Siemens employs around 450,000 people worldwide and in the US is the biggest foreign employer with some 80,000 employees. The group’s pensions liabilities, including Germany, amount to some €18.5bn.
At the end of September 2002, to coincide with the end of the group’s financial year, the Siemens group treasury department began introducing a new uniform pension asset management reporting system.
The objective of the new system is to enable the firm to look at all its pension arrangements worldwide as one virtual pension plan. With the help of a master record keeper, all of the group’s major pension plans worldwide will be reporting their asset, risk and performance data according to a standardised group-wide platform. The main motivation for setting up the project lay in the lack of comparability among local results as well as a historical dearth of timely and flexible information.
Additionally, this will enable performance and other information to be compared by the group on a consistent basis. The system will bring benefits not just to the different local pension funds, but also to the group as a whole and Siemens see the move as part of the group’s longstanding commitment to employer sponsored schemes.
A group-wide US GAAP accounting structure overarches local accounting, which local operations have to follow, and this now brings a common reporting and accounting structure to the pensions area. Reports will be available with just one day’s delay. This means that the group’s financial director can have a very up-to-date statement of each pension fund’s position and performance down to a stock specific level. The fund believes this would be particularly important should there be another event like 11 September.
The information that comes through the system is designed to be available both at a local and central level.
As a result, the group’s corporate finance department will be able to talk to the local pension fund about its results more quickly and with much better information to hand.
Discussion of the new system was given considerable airing by Siemens’ International Pension Council, which meets regularly every six to nine months and brings together finance, human resources, accounting and tax experts in the group from all over the globe. The council could see the advantages of having complete data available with everyone working to the same set of numbers. The overall aim was to bring every unit worldwide up to the standard of the best.
Parts of the Siemens group already work closely with each other in the area of pensions. Siemens Financial Services (SFS), provides a wide range of financial solutions both for the group and external clients. Much of the pensions strategy implementation is co-ordinated through SFS with the operating units worldwide.
Siemens’ pensions operation also works closely with Pension Advisory, the pensions consultancy business of SFS, who act as global advisers for the group.
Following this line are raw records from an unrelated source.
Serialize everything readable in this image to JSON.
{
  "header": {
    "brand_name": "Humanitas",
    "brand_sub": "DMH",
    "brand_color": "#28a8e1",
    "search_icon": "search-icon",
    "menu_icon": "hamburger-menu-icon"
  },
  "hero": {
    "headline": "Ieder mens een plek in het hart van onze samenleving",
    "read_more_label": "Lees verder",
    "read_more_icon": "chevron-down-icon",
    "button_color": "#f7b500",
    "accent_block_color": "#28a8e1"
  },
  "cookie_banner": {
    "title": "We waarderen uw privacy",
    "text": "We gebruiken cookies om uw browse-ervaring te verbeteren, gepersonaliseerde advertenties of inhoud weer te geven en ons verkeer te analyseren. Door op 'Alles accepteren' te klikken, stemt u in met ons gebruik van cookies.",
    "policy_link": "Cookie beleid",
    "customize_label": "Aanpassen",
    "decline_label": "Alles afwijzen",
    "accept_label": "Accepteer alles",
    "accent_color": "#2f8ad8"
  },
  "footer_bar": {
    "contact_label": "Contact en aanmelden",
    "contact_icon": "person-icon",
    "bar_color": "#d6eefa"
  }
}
Siemens believes their background as an adviser with practical, international corporate experience gives them an edge over competition, arguing that a plan sponsor perspective offers a difference in quality.
The firm also runs its pensions asset liability modeling through Pension Advisory, using expertise derived from its specially developed ALM system. Siemens claims it is the only corporate-owned asset liability modeling system on the market.
The new pension asset management reporting structure will also be extremely valuable when selecting asset managers for the group worldwide. Siemens started co-ordinating these activities on a group-wide basis earlier this year, drawing on the expertise of competence centres within the group.
Pension Advisory (SFS), Innovest, an Austrian manager-of-managers affiliate of SFS and the management staff of Siemens’ US pension fund have developed extensive expertise in this area and today form a resource available to any group pension fund looking to change managers.